Nouveau mode d'action antimildiou

Le premier OSBPI

Un événement est à signaler : l'arrivée d'un mode d'action original, inédit jusqu'ici en phytopharmacie en France. La substance qui le possède se nomme officiellement oxathiapiproline. Détenue à l'origine par DuPont, elle appartient désormais à Corteva Agriscience. Cette société, créée en 2018 par fusion des activités agricoles de DuPont et Dow, désigne sa nouvelle molécule sous le nom de marque Zorvec. C'est un antimildiou, lancé simultanément sur vigne et sur pomme de terre dans deux produits différents.

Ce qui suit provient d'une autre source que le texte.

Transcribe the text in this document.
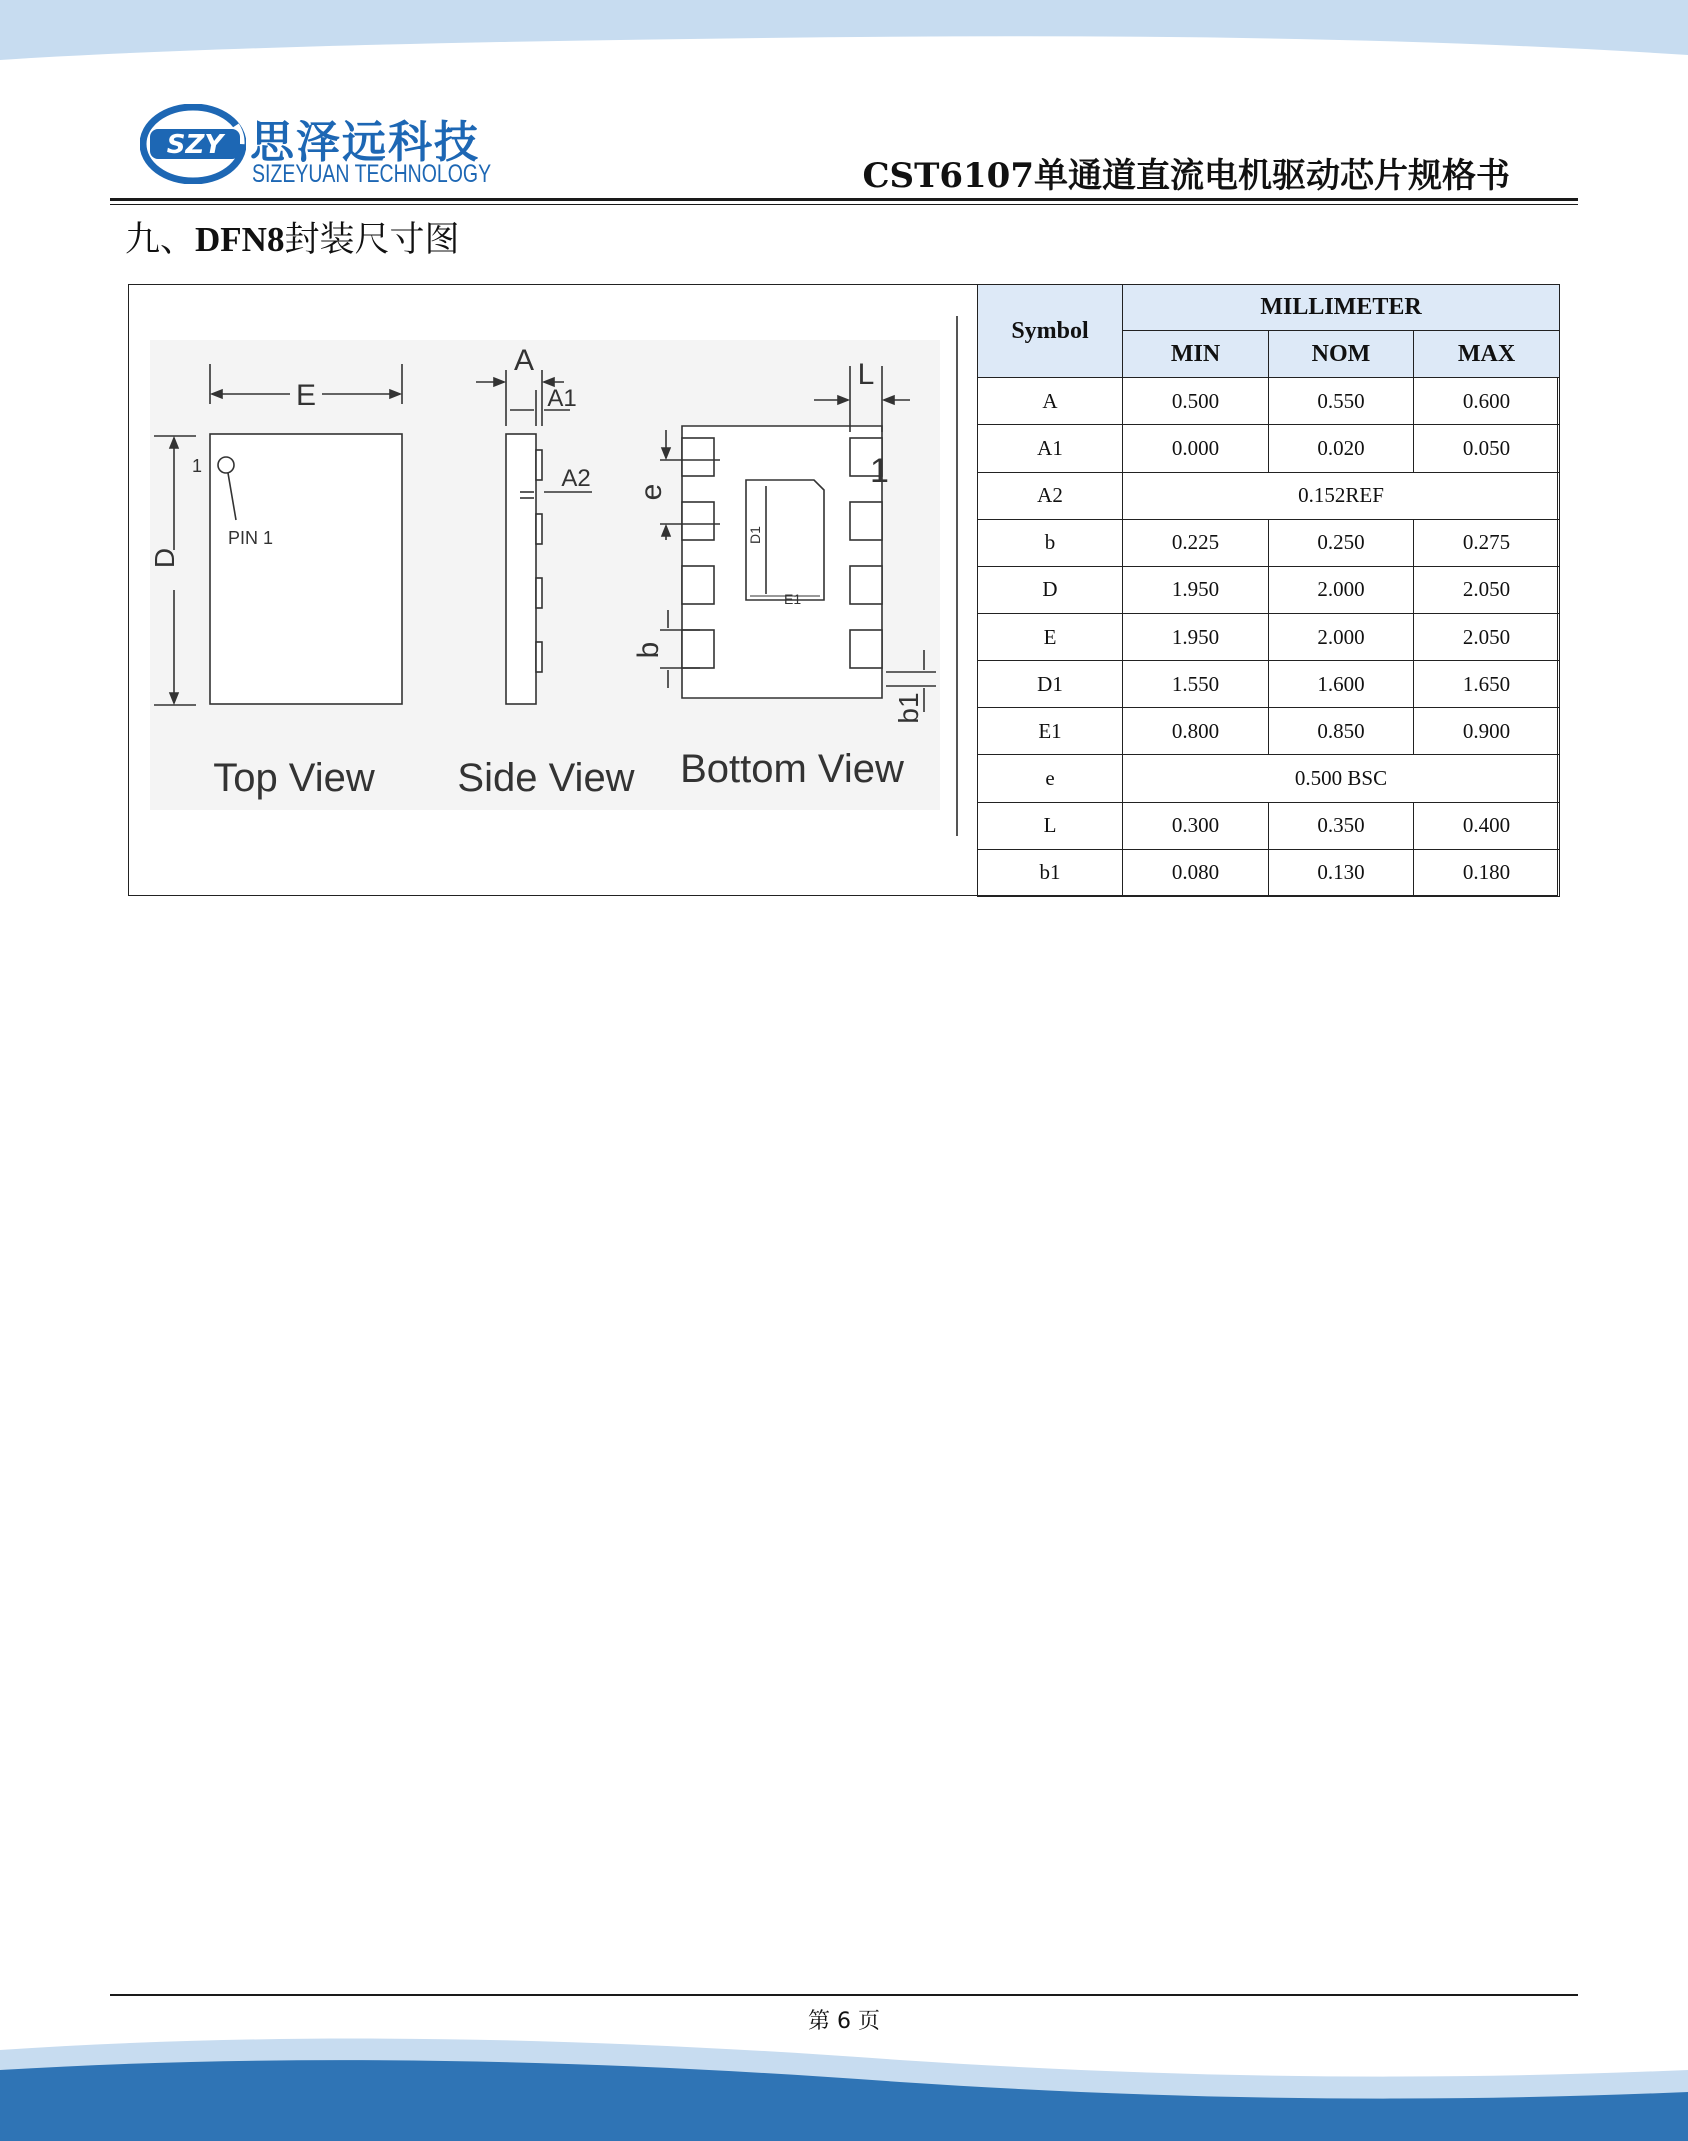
SZY 思泽远科技
SIZEYUAN TECHNOLOGY	CST6107单通道直流电机驱动芯片规格书
九、DFN8封装尺寸图
E
D
1
PIN 1
Top View
A
A1
A2
Side View
D1
E1
1
e
b
L
b1
Bottom View
Symbol	MILLIMETER		
	MIN	NOM	MAX
A	0.500	0.550	0.600
A1	0.000	0.020	0.050
A2	0.152REF		
b	0.225	0.250	0.275
D	1.950	2.000	2.050
E	1.950	2.000	2.050
D1	1.550	1.600	1.650
E1	0.800	0.850	0.900
e	0.500 BSC		
L	0.300	0.350	0.400
b1	0.080	0.130	0.180
第 6 页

La substance agit en inhibant une protéine, celle dite de liaison à l'oxystérol (oxysterol-binding protein, OSBP en anglais international). Son mode d'action est donc abrégé en OSBPI, « I » comme « inhibitor ». Un nouveau sigle à retenir !

Cette protéine joue un rôle dans l'élaboration des membranes cellulaires, mais à un niveau différent de celui des autres antimildiou agissant sur les parois cellulaires, comme par exemple les CAA (carboxylic acid amines). Le mode d'action est donc vraiment nouveau. La substance inaugure par conséquent de nouvelles catégories de mode d'action, dans la classification Frac(2) (F9/49) et dans celle du R4P(3) (U-E5). Il n'existe pas de résistance croisée avec les autres modes d'action disponibles contre le mildiou de la pomme de terre.

En pack associatif

Ceci étant dit, c'est un unisite, donc relativement vulnérable face au risque de résistance. De fait, même si le produit commercial contient de l'oxathiapiproline comme unique substance active, Corteva le commercialise exclusivement en pack associatif pour mélange à la cuve avec un partenaire à mode d'action différent.

Ce dernier sera à base soit de mancozèbe (un multisite), soit d'amisulbrom (un QiI, une des catégories de fongicides qui agissent sur la respiration cellulaire), soit d'un mélange mancozèbe/benthiavalicarbe-isopropyl (ce dernier est un CAA).

À noter que la spécialité, nommée Zorvec Enicade, est conseillée en préventif, pas plus de quatre fois par an et, répétons-le, en « tank-mix » (mélange extemporané).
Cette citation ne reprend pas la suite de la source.